Tag Archives: health

Tuesday Morning Ramblings – Thankful #2

I’m thankful for my sobriety.  There was a stretch of my life when drugs and alcohol controlled me, and if not for the touch of grace, I would not be here typing this entry.  That may sound hokey to some, but for me it’s very real.  Maintaining sobriety is a challenge, especially when stress and pressure get very high, yet I’m grateful for the strength to control that demon.

There was a seven or eight month period right after my divorce when I lost control and allowed myself to be weak.  I drank heavily and often during that time, and I’m ashamed of that weakness.  However, I was able to recognize that I was descending back into a place where I didn’t want to be, and I retook control of myself.  I’m a much happier person sober than I’ve ever been drunk and high.

I hope this post doesn’t come across as preachy or judgmental because that is not the intent.  I don’t judge other people for what they do, and I myself enjoy drinking a cold beer at the end of a long week.  I simply no longer drink cold beers until I am hammered.  For me, at this point of my life, I am thankful for the strength to maintain my sobriety from one day to the next.

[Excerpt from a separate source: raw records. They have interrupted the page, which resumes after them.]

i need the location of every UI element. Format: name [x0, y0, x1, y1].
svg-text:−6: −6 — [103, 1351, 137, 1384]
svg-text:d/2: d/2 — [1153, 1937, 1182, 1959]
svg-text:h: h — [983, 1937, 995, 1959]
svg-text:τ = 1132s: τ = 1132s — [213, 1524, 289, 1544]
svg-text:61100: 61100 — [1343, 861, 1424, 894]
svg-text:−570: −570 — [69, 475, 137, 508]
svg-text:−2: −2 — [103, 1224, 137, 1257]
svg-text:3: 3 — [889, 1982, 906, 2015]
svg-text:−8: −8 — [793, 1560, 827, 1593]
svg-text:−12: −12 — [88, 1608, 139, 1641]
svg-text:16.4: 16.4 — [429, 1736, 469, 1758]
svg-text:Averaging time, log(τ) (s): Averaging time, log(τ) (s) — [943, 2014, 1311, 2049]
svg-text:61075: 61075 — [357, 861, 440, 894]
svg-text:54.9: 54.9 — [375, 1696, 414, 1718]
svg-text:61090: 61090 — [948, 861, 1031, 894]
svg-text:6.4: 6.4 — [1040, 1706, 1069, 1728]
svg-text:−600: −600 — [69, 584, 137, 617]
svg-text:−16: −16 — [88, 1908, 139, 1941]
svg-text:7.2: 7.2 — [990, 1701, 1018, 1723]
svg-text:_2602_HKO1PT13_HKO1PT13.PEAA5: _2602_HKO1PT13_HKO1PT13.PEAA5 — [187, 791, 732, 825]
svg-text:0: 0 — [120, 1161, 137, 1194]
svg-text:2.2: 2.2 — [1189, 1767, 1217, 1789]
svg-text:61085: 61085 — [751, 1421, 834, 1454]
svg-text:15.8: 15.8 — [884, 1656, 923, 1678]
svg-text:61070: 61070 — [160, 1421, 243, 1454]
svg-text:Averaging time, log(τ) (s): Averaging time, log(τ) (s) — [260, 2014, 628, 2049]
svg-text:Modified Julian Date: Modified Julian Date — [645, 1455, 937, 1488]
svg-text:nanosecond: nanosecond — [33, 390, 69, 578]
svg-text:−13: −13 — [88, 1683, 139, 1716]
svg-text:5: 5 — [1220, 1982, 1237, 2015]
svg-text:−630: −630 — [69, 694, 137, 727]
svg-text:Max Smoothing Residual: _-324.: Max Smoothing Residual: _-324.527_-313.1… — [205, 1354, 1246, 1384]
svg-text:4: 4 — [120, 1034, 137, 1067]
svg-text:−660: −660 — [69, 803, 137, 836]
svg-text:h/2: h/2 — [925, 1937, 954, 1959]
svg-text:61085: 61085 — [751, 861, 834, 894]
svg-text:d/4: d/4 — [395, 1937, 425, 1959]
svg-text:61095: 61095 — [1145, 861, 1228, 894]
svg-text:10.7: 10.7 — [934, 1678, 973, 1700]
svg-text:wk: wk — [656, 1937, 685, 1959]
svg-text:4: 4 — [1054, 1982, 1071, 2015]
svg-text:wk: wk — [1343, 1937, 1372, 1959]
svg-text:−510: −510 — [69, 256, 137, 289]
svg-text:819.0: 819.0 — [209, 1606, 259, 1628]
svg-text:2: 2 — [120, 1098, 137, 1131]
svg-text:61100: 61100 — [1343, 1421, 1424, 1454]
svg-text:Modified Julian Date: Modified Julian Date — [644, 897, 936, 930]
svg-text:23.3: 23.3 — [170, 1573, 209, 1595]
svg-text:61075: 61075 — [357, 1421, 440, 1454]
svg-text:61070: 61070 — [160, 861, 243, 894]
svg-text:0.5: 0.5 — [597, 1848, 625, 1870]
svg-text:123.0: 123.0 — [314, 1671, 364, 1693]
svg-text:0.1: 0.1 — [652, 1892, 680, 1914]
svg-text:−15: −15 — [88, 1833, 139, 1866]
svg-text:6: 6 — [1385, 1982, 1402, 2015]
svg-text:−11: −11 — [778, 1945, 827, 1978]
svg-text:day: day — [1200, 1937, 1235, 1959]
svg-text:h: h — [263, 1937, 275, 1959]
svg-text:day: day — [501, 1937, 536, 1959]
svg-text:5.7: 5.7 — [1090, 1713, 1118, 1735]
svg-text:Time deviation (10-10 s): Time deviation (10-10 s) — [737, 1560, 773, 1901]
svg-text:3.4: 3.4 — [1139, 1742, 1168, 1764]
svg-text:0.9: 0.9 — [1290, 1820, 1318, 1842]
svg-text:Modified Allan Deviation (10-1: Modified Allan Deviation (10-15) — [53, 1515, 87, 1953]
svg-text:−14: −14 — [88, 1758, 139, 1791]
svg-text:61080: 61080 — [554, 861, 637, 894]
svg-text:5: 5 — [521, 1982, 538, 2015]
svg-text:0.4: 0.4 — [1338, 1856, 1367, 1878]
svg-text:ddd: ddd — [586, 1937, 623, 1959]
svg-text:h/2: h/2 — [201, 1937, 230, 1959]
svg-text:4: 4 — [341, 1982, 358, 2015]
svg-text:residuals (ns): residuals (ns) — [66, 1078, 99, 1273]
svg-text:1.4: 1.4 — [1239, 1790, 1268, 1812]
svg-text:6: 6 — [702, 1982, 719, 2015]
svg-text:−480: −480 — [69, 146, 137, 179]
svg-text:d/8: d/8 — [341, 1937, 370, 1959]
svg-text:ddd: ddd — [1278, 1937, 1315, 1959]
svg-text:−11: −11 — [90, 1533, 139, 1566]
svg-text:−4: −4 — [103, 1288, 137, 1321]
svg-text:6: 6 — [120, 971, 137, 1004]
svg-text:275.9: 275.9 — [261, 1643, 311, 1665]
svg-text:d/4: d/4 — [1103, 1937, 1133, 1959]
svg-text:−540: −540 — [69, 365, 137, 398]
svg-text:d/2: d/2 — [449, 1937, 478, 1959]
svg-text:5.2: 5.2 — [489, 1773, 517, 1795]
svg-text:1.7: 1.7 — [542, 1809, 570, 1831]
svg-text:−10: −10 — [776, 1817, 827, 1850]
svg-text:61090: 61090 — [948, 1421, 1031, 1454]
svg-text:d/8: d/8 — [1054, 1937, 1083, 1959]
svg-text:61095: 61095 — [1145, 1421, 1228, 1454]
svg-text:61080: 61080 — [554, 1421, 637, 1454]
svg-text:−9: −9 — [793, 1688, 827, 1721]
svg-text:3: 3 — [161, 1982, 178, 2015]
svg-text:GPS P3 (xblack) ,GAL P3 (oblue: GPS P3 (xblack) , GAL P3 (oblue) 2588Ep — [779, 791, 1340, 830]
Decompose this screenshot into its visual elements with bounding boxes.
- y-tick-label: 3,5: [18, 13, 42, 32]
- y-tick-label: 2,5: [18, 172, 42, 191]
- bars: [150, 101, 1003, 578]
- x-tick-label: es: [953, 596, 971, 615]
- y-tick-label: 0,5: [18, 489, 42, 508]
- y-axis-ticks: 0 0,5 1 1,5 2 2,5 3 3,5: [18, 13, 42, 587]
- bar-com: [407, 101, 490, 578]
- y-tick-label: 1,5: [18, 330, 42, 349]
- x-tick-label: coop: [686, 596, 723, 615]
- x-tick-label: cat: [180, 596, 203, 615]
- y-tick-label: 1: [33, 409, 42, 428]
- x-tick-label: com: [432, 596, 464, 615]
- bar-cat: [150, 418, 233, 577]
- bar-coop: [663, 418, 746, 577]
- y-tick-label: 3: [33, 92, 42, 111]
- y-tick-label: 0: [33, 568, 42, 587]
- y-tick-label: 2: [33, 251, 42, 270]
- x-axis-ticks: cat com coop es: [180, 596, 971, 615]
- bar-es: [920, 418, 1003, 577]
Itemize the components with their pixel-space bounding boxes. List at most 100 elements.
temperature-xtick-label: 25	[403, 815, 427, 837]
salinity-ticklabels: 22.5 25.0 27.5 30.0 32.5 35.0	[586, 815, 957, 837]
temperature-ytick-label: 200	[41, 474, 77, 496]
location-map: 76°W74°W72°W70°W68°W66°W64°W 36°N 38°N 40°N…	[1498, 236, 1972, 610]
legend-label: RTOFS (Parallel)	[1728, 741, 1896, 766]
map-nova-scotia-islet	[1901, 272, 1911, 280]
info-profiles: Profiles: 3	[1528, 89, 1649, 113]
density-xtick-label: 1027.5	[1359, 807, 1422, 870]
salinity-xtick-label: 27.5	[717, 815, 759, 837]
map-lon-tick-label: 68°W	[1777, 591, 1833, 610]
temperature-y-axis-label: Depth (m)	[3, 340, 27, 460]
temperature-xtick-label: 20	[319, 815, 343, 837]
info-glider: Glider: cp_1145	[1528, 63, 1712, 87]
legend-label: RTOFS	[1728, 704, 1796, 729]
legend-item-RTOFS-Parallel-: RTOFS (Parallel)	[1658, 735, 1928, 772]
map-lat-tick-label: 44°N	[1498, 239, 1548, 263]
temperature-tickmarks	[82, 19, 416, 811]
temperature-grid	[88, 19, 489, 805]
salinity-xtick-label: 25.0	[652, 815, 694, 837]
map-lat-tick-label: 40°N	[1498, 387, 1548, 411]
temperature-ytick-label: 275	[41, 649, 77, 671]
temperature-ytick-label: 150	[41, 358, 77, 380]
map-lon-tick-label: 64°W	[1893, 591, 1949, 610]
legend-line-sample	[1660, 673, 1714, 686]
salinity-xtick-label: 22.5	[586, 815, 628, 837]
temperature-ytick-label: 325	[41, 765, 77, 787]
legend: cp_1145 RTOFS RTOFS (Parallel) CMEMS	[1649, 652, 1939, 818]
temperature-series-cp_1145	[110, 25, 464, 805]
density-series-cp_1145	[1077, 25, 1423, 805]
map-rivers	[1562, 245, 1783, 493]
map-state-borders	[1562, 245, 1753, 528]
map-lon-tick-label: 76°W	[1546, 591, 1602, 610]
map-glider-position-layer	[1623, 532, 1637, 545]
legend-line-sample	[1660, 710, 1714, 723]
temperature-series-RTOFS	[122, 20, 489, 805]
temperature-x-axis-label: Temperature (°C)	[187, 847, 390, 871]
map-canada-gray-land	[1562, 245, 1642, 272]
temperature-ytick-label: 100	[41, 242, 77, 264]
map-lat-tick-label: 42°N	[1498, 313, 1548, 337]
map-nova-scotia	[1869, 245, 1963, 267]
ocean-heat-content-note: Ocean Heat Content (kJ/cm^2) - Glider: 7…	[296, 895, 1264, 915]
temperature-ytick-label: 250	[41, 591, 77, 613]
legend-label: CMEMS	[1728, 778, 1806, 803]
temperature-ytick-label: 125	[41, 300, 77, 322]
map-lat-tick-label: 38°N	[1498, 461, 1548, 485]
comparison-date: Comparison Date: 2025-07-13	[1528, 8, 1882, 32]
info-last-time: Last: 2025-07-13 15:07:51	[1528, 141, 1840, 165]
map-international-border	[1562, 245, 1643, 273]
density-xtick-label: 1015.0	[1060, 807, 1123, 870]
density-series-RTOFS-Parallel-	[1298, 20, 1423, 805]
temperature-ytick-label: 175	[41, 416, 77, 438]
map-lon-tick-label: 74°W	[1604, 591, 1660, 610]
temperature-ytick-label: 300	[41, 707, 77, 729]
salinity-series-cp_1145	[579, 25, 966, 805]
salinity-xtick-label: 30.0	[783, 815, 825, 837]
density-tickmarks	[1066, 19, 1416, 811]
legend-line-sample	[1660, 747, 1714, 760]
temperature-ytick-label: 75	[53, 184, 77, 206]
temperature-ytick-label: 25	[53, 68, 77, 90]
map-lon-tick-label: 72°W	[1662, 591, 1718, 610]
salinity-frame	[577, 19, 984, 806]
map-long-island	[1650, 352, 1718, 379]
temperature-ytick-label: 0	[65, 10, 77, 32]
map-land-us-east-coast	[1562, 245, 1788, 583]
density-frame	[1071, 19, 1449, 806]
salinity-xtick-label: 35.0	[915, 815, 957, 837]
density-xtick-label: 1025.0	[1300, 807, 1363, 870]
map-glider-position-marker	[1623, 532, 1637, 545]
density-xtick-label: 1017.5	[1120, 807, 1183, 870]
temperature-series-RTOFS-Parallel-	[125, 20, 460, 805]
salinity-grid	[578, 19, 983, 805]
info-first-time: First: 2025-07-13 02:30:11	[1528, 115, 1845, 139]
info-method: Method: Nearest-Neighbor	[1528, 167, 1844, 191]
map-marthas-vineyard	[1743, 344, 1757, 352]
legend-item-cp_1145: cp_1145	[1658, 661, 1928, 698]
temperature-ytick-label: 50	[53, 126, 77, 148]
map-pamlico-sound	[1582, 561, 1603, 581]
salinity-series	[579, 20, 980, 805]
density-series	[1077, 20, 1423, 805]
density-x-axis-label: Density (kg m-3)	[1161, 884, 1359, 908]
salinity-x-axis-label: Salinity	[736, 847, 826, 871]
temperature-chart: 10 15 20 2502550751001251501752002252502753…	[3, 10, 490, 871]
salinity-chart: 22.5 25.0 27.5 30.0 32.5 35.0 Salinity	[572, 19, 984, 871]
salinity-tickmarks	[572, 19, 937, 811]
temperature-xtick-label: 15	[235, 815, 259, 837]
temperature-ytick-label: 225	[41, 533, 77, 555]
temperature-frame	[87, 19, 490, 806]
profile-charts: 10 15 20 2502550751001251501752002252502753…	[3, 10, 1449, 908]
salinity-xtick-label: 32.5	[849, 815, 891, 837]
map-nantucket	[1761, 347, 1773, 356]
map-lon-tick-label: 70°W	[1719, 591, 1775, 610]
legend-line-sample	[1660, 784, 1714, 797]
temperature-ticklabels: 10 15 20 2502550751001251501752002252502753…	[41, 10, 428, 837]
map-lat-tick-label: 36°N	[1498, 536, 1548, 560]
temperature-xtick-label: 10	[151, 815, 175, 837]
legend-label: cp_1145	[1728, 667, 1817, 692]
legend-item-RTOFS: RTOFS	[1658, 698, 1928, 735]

Thursday Morning Ramblings

I am who I am.  I can’t pretend to be anything or anyone else.  My friends are the people who accept me and embrace me as is.  They are the ones who deserve my attention.  The people who think there is something odd about me or who find my quirkiness bothersome aren’t worth my time and energy.  They are the ones missing out because I’m a pretty decent person.  I’m far from perfect and have never once claimed to be without faults, but I am certain my good points far outweigh the bad.

For one, I’m kind.  I make every attempt to treat people with respect and dignity, even some who don’t deserve it.  I try never to say mean-spirited or hurtful things to or about people.  That’s not to say I’ve never hurt anybody’s feelings; I just don’t do it purposefully.  The older I get the more I realize that kindness is a rare commodity in this world.  Many, many people are just plain mean.  Others are just inconsiderate.  Those of us who make a conscious effort to treat others kindly are few and far between, and often that kindness is mistaken for weakness, but I am far from weak.

I’ve been through some difficult trials the last three years, some very long, very bleak stretches of time where I thought my entire world was imploding.  I have seen other people collapse from the same pressures, but I have managed to keep myself somewhat sane and mostly productive.  In the last three years, I’ve gotten my second book into print and completed the rough draft of the third.  I’ve traveled the Southeast to promote at various conventions and festivals.  I’ve worked hard for the college and my students, and I’ve begun development of the farm.  To accomplish these things, I had to dig deep inside myself and find strength I didn’t even know I had.  If you misinterpret my kindness for weakness, you are sadly mistaken.

I’m also funny.  Yes, my sense of humor is a bit odd, and I find humor in moments and events that others don’t, but I’ve learned about myself over the years that I can make most people laugh most of the time.  This is a good skill to have, and it has served me well in every facet of my life.

I’m a 37 year old divorced man who is a little overweight, underpaid in his career, and not yet discovered as a novelist.  I may never find that success, either.  I have a temper, can be a slob, and am way way way too sensitive.  I’m goofy, awkward, sometimes inept, and often out of step.  I have plenty more faults I could divulge, but I’ll save those for another day.  Despite my many blemishes, I’m still a pretty good person, and the people who see me and accept me for who I am are the only ones whose opinions I give a damn about.

www.thirdaxe.com

Tuesday Afternoon Ramblings

Here’s an update on the farm.  I’m researching and learning about aeroponics and will begin construction on my first prototype of an aeroponic unit this weekend.  It’s gonna be a lot of work, a lot of trial and error, and a lot of learning, but it will also be an amazing opportunity to move forward on the farm.  Pre-constructed units cost thousands of dollars, and we simply don’t have that kind of money starting out.  Therefore, I get to relive the Erector Set days of my childhood and build my own concoction.

I’m not sure I can put into words how excited I am about rolling up my sleeves and building something.  Once upon a time, I thought I was going to be a design engineer, and I spent many years in drafting and industrial arts to learn the basics.  Then, I realized that my math skills were not strong enough to be an engineer, and I gravitated to writing as an outlet for my creative drive.  When I started clearing the land last spring, I reconnected with that part of myself, and now I’m chomping at the bit, so to speak, to get on this project.  I’ll probably even stop at Home Depot on the way home to window shop.

On a more specific note, we’re setting ourselves a tangible goal of nineteen months for having the farm fully operational.  It will take a tremendous amount of work to get there, but I’m so desperate for a change in my career that I’m willing to put in the time to make it happen.  Nineteen months means three more full semesters and one more summer session of teaching.  Then, hopefully, I can retire from education and focus on the farm and my books.  When that day arrives, I will be one of the happiest people on the planet, in addition to already being the luckiest.